Des enquêtes sur un mode empathique

C’est à la mode de faire des expéditions d’apprentissage” précise Emmanuel Bonnet, enseignant-chercheur à l’ESC Clermont et animateur du séminaire de découverte. “Ca doit être sympa mais aussi pédagogique”. Car il ne s’agit pas d’un simple exercice, ni d’une mission de conseil étudiant : se rendre sur les lieux de l’étude est bien une enquête, une approche du problème par l’empathie. “On se confronte aux acteurs qui vivent la situation, on fait exprès de placer les étudiants au coeur de situations très problématiques” selon Emmanuel.

Découvrir, échanger, comprendre comment le modèle économique basé sur le tourisme du ski n’est plus tenable aujourd’hui.

Car l’enjeu n’est pas d’apporter une solution à un problème. Toute la première moitié de cette année – dont la thématique du “changement climatique et des modèles économiques des stations de sport d’hiver” est transversale – est dédiée à la compréhension du problème. Mais l’angle est bien économique. “On a rarement posé un modèle économique sur 10 à 30 ans” pour Emmanuel. “On va tenter de re-designer ces modèles, en questionnant des outils classiques comme le Business Model Canvas ou la proposition de valeur” par exemple avec le Flourishing Business Canvas

Les outils et l’approche ont en effet été testées par l’équipe de l’ESC Clermont, notamment lors d’un atelier intitulé “design et mondes soutenables” en janvier 2020 avec 200 alternants. Si la première étape est de démarrer avec des situations empiriques, au contact du terrain, l’aboutissement réside dans le travail de design (au sens de design thinking) : pour les étudiants du Master, il aura lieu en avril, lors des ateliers consacrés aux nouveaux modèles économiques et animés par Marie-Cécile Godwin-Paccard

Marie-Cécile présente la discipline et l’enjeu du design, lors d’un atelier sur la “low-tech” en novembre 2019 à l’ESC Clermont

La clé est bien dans l’abandon d’une logique “problème -> solution” selon Emmanuel Bonnet. “On est sur les concepts d’anthropocène, de vulnérabilité, de limites planétaires” insiste-t-il. “On ne parle ni RSE, ni développement durable. Au contraire ! Il ne faut pas aborder le sujet avec des solutions en tête, mais plutôt s’intéresser à la réaction des acteurs du terrain.”
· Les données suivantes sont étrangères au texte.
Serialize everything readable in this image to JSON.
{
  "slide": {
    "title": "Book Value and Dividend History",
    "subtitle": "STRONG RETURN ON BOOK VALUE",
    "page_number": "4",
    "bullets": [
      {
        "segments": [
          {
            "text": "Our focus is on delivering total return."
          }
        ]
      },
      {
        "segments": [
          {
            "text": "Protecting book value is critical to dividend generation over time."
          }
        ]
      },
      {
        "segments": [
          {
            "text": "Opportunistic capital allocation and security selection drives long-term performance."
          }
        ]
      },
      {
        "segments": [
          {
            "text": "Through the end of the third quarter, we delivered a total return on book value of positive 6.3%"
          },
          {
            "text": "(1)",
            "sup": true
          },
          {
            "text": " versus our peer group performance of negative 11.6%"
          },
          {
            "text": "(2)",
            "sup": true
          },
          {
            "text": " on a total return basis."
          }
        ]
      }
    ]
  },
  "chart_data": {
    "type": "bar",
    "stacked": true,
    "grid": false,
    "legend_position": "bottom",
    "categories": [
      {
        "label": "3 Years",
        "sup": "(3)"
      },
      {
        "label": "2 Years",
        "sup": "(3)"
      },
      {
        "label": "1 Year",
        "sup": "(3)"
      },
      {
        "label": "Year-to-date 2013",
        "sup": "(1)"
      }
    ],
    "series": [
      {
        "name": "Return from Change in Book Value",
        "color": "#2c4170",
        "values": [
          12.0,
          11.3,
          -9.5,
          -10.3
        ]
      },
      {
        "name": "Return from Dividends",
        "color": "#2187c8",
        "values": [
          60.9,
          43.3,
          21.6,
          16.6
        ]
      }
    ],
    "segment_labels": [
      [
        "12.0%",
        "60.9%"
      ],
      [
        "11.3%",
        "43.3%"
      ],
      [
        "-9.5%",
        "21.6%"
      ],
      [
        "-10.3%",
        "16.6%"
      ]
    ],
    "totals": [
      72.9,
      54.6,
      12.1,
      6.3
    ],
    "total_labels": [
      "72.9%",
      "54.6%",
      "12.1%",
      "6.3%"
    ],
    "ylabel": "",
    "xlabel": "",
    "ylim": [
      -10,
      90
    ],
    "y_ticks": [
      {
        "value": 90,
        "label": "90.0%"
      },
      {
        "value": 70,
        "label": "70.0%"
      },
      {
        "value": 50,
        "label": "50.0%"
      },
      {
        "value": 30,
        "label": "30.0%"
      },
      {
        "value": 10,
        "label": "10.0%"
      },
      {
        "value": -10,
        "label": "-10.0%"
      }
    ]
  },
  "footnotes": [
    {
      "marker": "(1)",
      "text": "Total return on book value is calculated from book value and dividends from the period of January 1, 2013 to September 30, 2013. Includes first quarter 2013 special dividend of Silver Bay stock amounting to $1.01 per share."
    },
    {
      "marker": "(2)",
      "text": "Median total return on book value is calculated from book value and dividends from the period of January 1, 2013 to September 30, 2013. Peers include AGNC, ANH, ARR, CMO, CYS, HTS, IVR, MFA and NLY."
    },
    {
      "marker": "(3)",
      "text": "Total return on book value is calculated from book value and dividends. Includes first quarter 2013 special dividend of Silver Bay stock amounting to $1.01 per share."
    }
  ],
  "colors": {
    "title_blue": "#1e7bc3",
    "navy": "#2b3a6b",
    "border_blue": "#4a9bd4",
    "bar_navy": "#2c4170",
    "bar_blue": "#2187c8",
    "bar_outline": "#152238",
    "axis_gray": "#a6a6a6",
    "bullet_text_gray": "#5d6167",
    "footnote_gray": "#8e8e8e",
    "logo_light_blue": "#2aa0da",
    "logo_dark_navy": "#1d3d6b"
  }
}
Vers la fin du tout-ski alpin ?

Car l’écosystème – naturel et socio-économique – de la montagne française est le premier à être touché globalement par le dérèglement climatique. En particulier pour les stations qui vivent aujourd’hui très majoritairement du tourisme lié au ski alpin. Si plusieurs critères comme la localisation, l’altitude, la configuration du domaine peuvent jouer, ces sites dont dans un état de vulnérabilité inquiétant.

L’écosystème de la montagne française est le premier à être touché globalement par le dérèglement climatique

Loïc Giaccone est responsable éditorial du Centre de ressources pour l’adaptation au changement climatique au sein du Cerema (Centre d’études et d’expertise sur les risques, l’environnement, la mobilité et l’aménagement). Il est également expert auprès des acteurs du ski français en matière de transition économique et écologique, et collabore au Master of Science Strategy and Design for Anthropocene. Il alerte notamment sur la situation du Massif Central : “[ce dernier] dispose de stations situées à basse et moyenne altitude, ce qui rend la menace climatique plus prégnante. Si les émissions [de gaz à effet de serre] ne baissent pas, il est probable qu’il n’y ait plus de ski alpin dans la seconde moitié du siècle”.

La station du Super-Lioran, dans le Cantal. Les domaines skiables du Massif Central sont très vulnérables au changement climatique, du fait de leur altitude / Crédit photo : Sophie ML de Pixabay

Il resterait donc moins de 30 ans, au mieux, pour faire évoluer l’intégralité du modèle économique de ces stations de sport d’hiver. Les acteurs locaux en sont-ils conscients ? “Peu d’entre eux le sont” reconnaît Loïc. “On parle de ‘transition’ et de diversification depuis des années, mais presque personne ne semble en mesure de s’y pencher véritablement. On peut même évoquer des blocages dans nombre d’endroits, ou bien du déni, parce qu’ils ne sont pas prêts à remettre en question leur modèle !”. Des amorces de changement sont visibles depuis deux ou trois ans seulement, dans quelques stations … notamment celle de Métabief dans le Jura.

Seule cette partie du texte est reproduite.